The cemetery is located on the second highest elevation in the area. Headstone records indicate the first burial occurred in 1861, but information passed down to these two descendants indicate the earliest Delaware settlers buried their dead in the old cemetery before the Civil War.

By the time the cemetery board became incorporated in the early 1880s, Fred Eason was president, Dr. Terwilliger served as trustee, and John Venerman was the unpaid sexton.

"Old man Venerman had whiskers down to his waist and they were snow white. He was the sexton here for many years and never got a cent for it." Forbach said.

He has lived most of his life within eyesight of the cemetery. The men in his family often cared for the grounds. His first memories center on walking behind a funeral procession where the coffin was carried in a horse-drawn wagon skirted with dark green curtains.

Forbach says a small baby mound is located at the western edge of the cemetery. Here the infants born to women serving time in prison were buried in graves once marked by small stones.

A portion of the Loss property was sold in 1910 to the state of Kansas. The family's farmhouse was the first administration building for the Industrial Farm for Women.

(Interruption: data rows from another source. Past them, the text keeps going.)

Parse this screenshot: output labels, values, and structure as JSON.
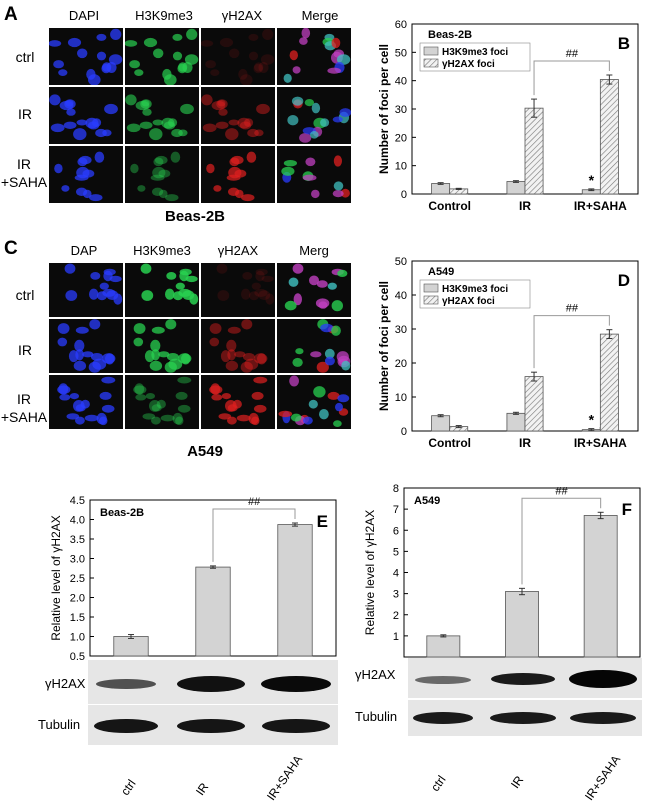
{
  "panels": {
    "A": {
      "letter": "A",
      "columns": [
        "DAPI",
        "H3K9me3",
        "γH2AX",
        "Merge"
      ],
      "rows": [
        "ctrl",
        "IR",
        "IR\n+SAHA"
      ],
      "cell_line": "Beas-2B"
    },
    "C": {
      "letter": "C",
      "columns": [
        "DAP",
        "H3K9me3",
        "γH2AX",
        "Merg"
      ],
      "rows": [
        "ctrl",
        "IR",
        "IR\n+SAHA"
      ],
      "cell_line": "A549"
    },
    "E": {
      "letter": "E",
      "blot_rows": [
        "γH2AX",
        "Tubulin"
      ],
      "lanes": [
        "ctrl",
        "IR",
        "IR+SAHA"
      ]
    },
    "F": {
      "letter": "F",
      "blot_rows": [
        "γH2AX",
        "Tubulin"
      ],
      "lanes": [
        "ctrl",
        "IR",
        "IR+SAHA"
      ]
    }
  },
  "colors": {
    "dapi": "#2a3cff",
    "h3k9": "#28d050",
    "gh2ax": "#e02020",
    "bar_fill": "#d3d3d3",
    "bar_hatch": "#c8c8c8"
  },
  "chart_data": [
    {
      "id": "B",
      "letter": "B",
      "type": "bar",
      "title": "Beas-2B",
      "ylabel": "Number of foci per cell",
      "xlabel": "",
      "ylim": [
        0,
        60
      ],
      "yticks": [
        0,
        10,
        20,
        30,
        40,
        50,
        60
      ],
      "categories": [
        "Control",
        "IR",
        "IR+SAHA"
      ],
      "series": [
        {
          "name": "H3K9me3 foci",
          "values": [
            3.7,
            4.4,
            1.5
          ],
          "errors": [
            0.3,
            0.3,
            0.3
          ],
          "style": "solid"
        },
        {
          "name": "γH2AX foci",
          "values": [
            1.8,
            30.3,
            40.4
          ],
          "errors": [
            0.2,
            3.2,
            1.6
          ],
          "style": "hatched"
        }
      ],
      "annotations": [
        {
          "text": "*",
          "category": 2,
          "series": 0
        },
        {
          "text": "##",
          "from": 1,
          "to": 2,
          "series": 1
        }
      ],
      "legend": "top-left"
    },
    {
      "id": "D",
      "letter": "D",
      "type": "bar",
      "title": "A549",
      "ylabel": "Number of foci per cell",
      "xlabel": "",
      "ylim": [
        0,
        50
      ],
      "yticks": [
        0,
        10,
        20,
        30,
        40,
        50
      ],
      "categories": [
        "Control",
        "IR",
        "IR+SAHA"
      ],
      "series": [
        {
          "name": "H3K9me3 foci",
          "values": [
            4.5,
            5.2,
            0.4
          ],
          "errors": [
            0.3,
            0.3,
            0.3
          ],
          "style": "solid"
        },
        {
          "name": "γH2AX foci",
          "values": [
            1.3,
            16.0,
            28.5
          ],
          "errors": [
            0.3,
            1.3,
            1.3
          ],
          "style": "hatched"
        }
      ],
      "annotations": [
        {
          "text": "*",
          "category": 2,
          "series": 0
        },
        {
          "text": "##",
          "from": 1,
          "to": 2,
          "series": 1
        }
      ],
      "legend": "top-left"
    },
    {
      "id": "E",
      "letter": "E",
      "type": "bar",
      "title": "Beas-2B",
      "ylabel": "Relative level of γH2AX",
      "xlabel": "",
      "ylim": [
        0.5,
        4.5
      ],
      "yticks": [
        0.5,
        1.0,
        1.5,
        2.0,
        2.5,
        3.0,
        3.5,
        4.0,
        4.5
      ],
      "ytick_labels": [
        "0.5",
        "1.0",
        "1.5",
        "2.0",
        "2.5",
        "3.0",
        "3.5",
        "4.0",
        "4.5"
      ],
      "categories": [
        "ctrl",
        "IR",
        "IR+SAHA"
      ],
      "values": [
        1.0,
        2.78,
        3.87
      ],
      "errors": [
        0.05,
        0.03,
        0.04
      ],
      "annotations": [
        {
          "text": "##",
          "from": 1,
          "to": 2
        }
      ]
    },
    {
      "id": "F",
      "letter": "F",
      "type": "bar",
      "title": "A549",
      "ylabel": "Relative level of γH2AX",
      "xlabel": "",
      "ylim": [
        0,
        8
      ],
      "yticks": [
        1,
        2,
        3,
        4,
        5,
        6,
        7,
        8
      ],
      "ytick_labels": [
        "1",
        "2",
        "3",
        "4",
        "5",
        "6",
        "7",
        "8"
      ],
      "categories": [
        "ctrl",
        "IR",
        "IR+SAHA"
      ],
      "values": [
        1.0,
        3.1,
        6.7
      ],
      "errors": [
        0.05,
        0.15,
        0.15
      ],
      "annotations": [
        {
          "text": "##",
          "from": 1,
          "to": 2
        }
      ]
    }
  ]
}
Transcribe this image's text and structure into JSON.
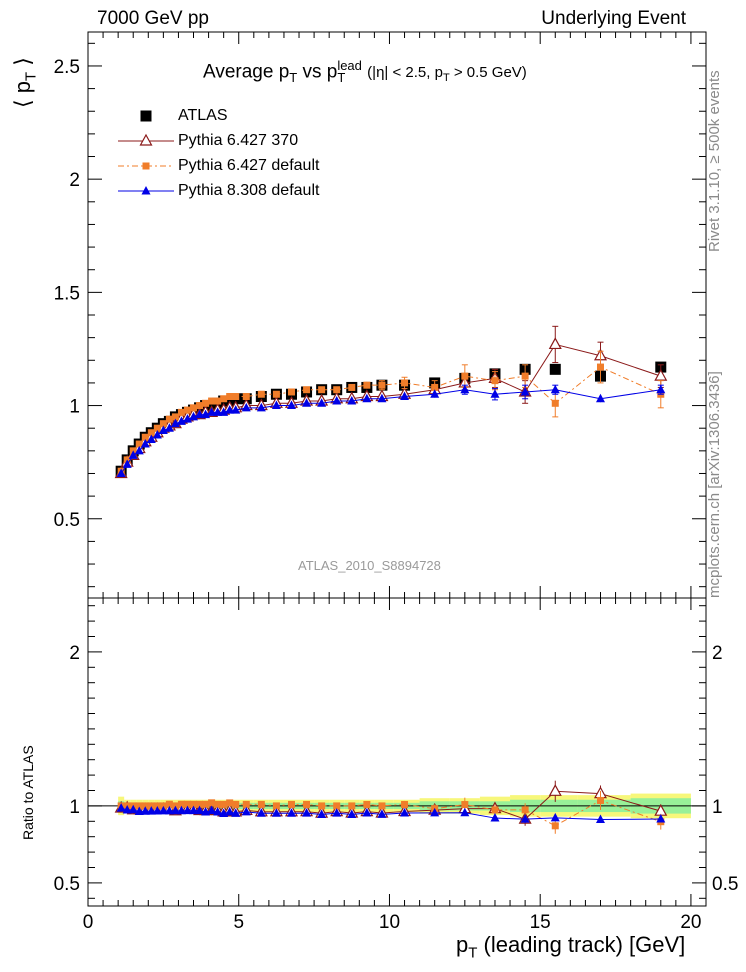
{
  "header": {
    "left": "7000 GeV pp",
    "right": "Underlying Event"
  },
  "side_texts": {
    "rivet": "Rivet 3.1.10, ≥ 500k events",
    "mcplots": "mcplots.cern.ch [arXiv:1306.3436]"
  },
  "watermark": "ATLAS_2010_S8894728",
  "colors": {
    "atlas": "#000000",
    "p6_370": "#8b1a1a",
    "p6_default": "#f07d2a",
    "p8_default": "#0000e6",
    "band_inner": "#98f098",
    "band_outer": "#f7f77a"
  },
  "chart_data": [
    {
      "type": "scatter",
      "panel": "main",
      "title": "Average p_T vs p_T^lead (|η| < 2.5, p_T > 0.5 GeV)",
      "ylabel": "⟨ p_T ⟩",
      "xlabel": "p_T (leading track) [GeV]",
      "xlim": [
        0,
        20.5
      ],
      "ylim": [
        0.15,
        2.65
      ],
      "yticks": [
        0.5,
        1,
        1.5,
        2,
        2.5
      ],
      "xticks": [
        0,
        5,
        10,
        15,
        20
      ],
      "legend": "top-left",
      "x": [
        1.1,
        1.3,
        1.5,
        1.7,
        1.9,
        2.1,
        2.3,
        2.5,
        2.7,
        2.9,
        3.1,
        3.3,
        3.5,
        3.7,
        3.9,
        4.1,
        4.3,
        4.5,
        4.7,
        4.9,
        5.25,
        5.75,
        6.25,
        6.75,
        7.25,
        7.75,
        8.25,
        8.75,
        9.25,
        9.75,
        10.5,
        11.5,
        12.5,
        13.5,
        14.5,
        15.5,
        17.0,
        19.0
      ],
      "series": [
        {
          "name": "ATLAS",
          "marker": "square",
          "values": [
            0.71,
            0.76,
            0.8,
            0.83,
            0.86,
            0.88,
            0.9,
            0.92,
            0.93,
            0.95,
            0.96,
            0.97,
            0.98,
            0.99,
            1.0,
            1.0,
            1.01,
            1.02,
            1.02,
            1.03,
            1.03,
            1.04,
            1.05,
            1.05,
            1.06,
            1.07,
            1.07,
            1.08,
            1.08,
            1.09,
            1.09,
            1.1,
            1.12,
            1.14,
            1.16,
            1.16,
            1.13,
            1.17
          ],
          "errors": [
            0.005,
            0.005,
            0.005,
            0.005,
            0.005,
            0.005,
            0.005,
            0.005,
            0.005,
            0.005,
            0.005,
            0.005,
            0.005,
            0.005,
            0.005,
            0.005,
            0.005,
            0.005,
            0.005,
            0.005,
            0.005,
            0.005,
            0.005,
            0.005,
            0.005,
            0.005,
            0.005,
            0.006,
            0.007,
            0.008,
            0.01,
            0.012,
            0.015,
            0.02,
            0.025,
            0.03,
            0.03,
            0.04
          ]
        },
        {
          "name": "Pythia 6.427 370",
          "marker": "open-triangle",
          "line": "solid",
          "values": [
            0.7,
            0.75,
            0.78,
            0.81,
            0.84,
            0.86,
            0.88,
            0.9,
            0.91,
            0.92,
            0.94,
            0.95,
            0.96,
            0.96,
            0.97,
            0.97,
            0.98,
            0.98,
            0.99,
            0.99,
            1.0,
            1.0,
            1.01,
            1.01,
            1.02,
            1.02,
            1.03,
            1.03,
            1.04,
            1.04,
            1.05,
            1.07,
            1.1,
            1.12,
            1.06,
            1.27,
            1.22,
            1.13
          ],
          "errors": [
            0.005,
            0.005,
            0.005,
            0.005,
            0.005,
            0.005,
            0.005,
            0.005,
            0.005,
            0.005,
            0.005,
            0.005,
            0.005,
            0.005,
            0.005,
            0.005,
            0.005,
            0.005,
            0.005,
            0.005,
            0.005,
            0.005,
            0.005,
            0.005,
            0.005,
            0.005,
            0.006,
            0.007,
            0.008,
            0.01,
            0.012,
            0.02,
            0.03,
            0.04,
            0.05,
            0.08,
            0.06,
            0.05
          ]
        },
        {
          "name": "Pythia 6.427 default",
          "marker": "filled-square-small",
          "line": "dash-dot",
          "values": [
            0.71,
            0.76,
            0.8,
            0.83,
            0.86,
            0.88,
            0.9,
            0.92,
            0.94,
            0.95,
            0.97,
            0.98,
            0.99,
            1.0,
            1.01,
            1.02,
            1.02,
            1.03,
            1.04,
            1.04,
            1.04,
            1.05,
            1.05,
            1.06,
            1.07,
            1.07,
            1.07,
            1.08,
            1.09,
            1.09,
            1.1,
            1.08,
            1.13,
            1.11,
            1.13,
            1.01,
            1.17,
            1.05
          ],
          "errors": [
            0.005,
            0.005,
            0.005,
            0.005,
            0.005,
            0.005,
            0.005,
            0.005,
            0.005,
            0.005,
            0.005,
            0.005,
            0.005,
            0.005,
            0.005,
            0.005,
            0.005,
            0.005,
            0.005,
            0.005,
            0.005,
            0.005,
            0.005,
            0.006,
            0.007,
            0.008,
            0.01,
            0.012,
            0.015,
            0.02,
            0.025,
            0.03,
            0.05,
            0.04,
            0.05,
            0.06,
            0.07,
            0.06
          ]
        },
        {
          "name": "Pythia 8.308 default",
          "marker": "filled-triangle",
          "line": "solid",
          "values": [
            0.7,
            0.74,
            0.78,
            0.8,
            0.83,
            0.85,
            0.87,
            0.89,
            0.9,
            0.92,
            0.93,
            0.94,
            0.95,
            0.96,
            0.96,
            0.97,
            0.97,
            0.97,
            0.98,
            0.98,
            0.99,
            0.99,
            1.0,
            1.0,
            1.01,
            1.01,
            1.02,
            1.02,
            1.03,
            1.03,
            1.04,
            1.05,
            1.07,
            1.05,
            1.06,
            1.07,
            1.03,
            1.07
          ],
          "errors": [
            0.005,
            0.005,
            0.005,
            0.005,
            0.005,
            0.005,
            0.005,
            0.005,
            0.005,
            0.005,
            0.005,
            0.005,
            0.005,
            0.005,
            0.005,
            0.005,
            0.005,
            0.005,
            0.005,
            0.005,
            0.005,
            0.005,
            0.005,
            0.005,
            0.005,
            0.005,
            0.006,
            0.007,
            0.008,
            0.01,
            0.012,
            0.015,
            0.02,
            0.025,
            0.03,
            0.02,
            0.015,
            0.02
          ]
        }
      ]
    },
    {
      "type": "scatter",
      "panel": "ratio",
      "ylabel": "Ratio to ATLAS",
      "xlabel": "p_T (leading track) [GeV]",
      "xlim": [
        0,
        20.5
      ],
      "ylim": [
        0.35,
        2.35
      ],
      "yticks": [
        0.5,
        1,
        2
      ],
      "xticks": [
        0,
        5,
        10,
        15,
        20
      ],
      "band_inner_halfwidth": [
        0.03,
        0.02,
        0.02,
        0.02,
        0.02,
        0.02,
        0.02,
        0.02,
        0.02,
        0.02,
        0.02,
        0.02,
        0.02,
        0.02,
        0.02,
        0.02,
        0.02,
        0.02,
        0.02,
        0.02,
        0.02,
        0.02,
        0.02,
        0.02,
        0.02,
        0.02,
        0.02,
        0.02,
        0.02,
        0.02,
        0.02,
        0.03,
        0.03,
        0.03,
        0.04,
        0.04,
        0.04,
        0.05
      ],
      "band_outer_halfwidth": [
        0.06,
        0.04,
        0.04,
        0.04,
        0.04,
        0.04,
        0.04,
        0.04,
        0.04,
        0.04,
        0.04,
        0.04,
        0.04,
        0.04,
        0.04,
        0.04,
        0.04,
        0.04,
        0.04,
        0.04,
        0.04,
        0.04,
        0.04,
        0.04,
        0.04,
        0.04,
        0.04,
        0.04,
        0.04,
        0.04,
        0.04,
        0.05,
        0.05,
        0.06,
        0.07,
        0.07,
        0.07,
        0.08
      ]
    }
  ]
}
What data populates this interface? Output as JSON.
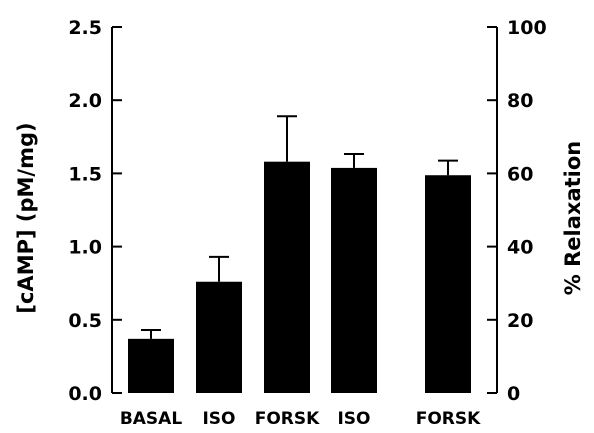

Mrs. Stuckey and Forbach say state prisoners are to be commended for cleaning up the cemetery. When Gary Rayl was KSP director, he showed an interest in keeping the cemetery cleared. Several service organizations have periodically worked in the cemetery to remove brush and repair broken stones.

"We just can't thank those inmates enough for keeping up with this place. You know, I wouldn't mind being buried here if I knew it would betaken care of. This is such a peaceful place and so a any of the old timers are buried here. I just wouldn't mind at all," Mrs. Stuckey said.

 

Photo Caption

 

OLD DELAWARE COMMUNITY BURIAL GROUND -- Many family plots, like the one above, may be found in the Delaware Cemetery, once known as the Old Delaware Community Burial Ground. The once-thriving pioneer community vied with Leavenworth for the county seat, but lost. In the photo to the left, two descendants of Delaware early-day families. Ernest Forbach and Mildred Stuckey, talk near the headstone of Dr. L. L. Terwilliger, who died of blood poisoning in 1893. (Times Photos).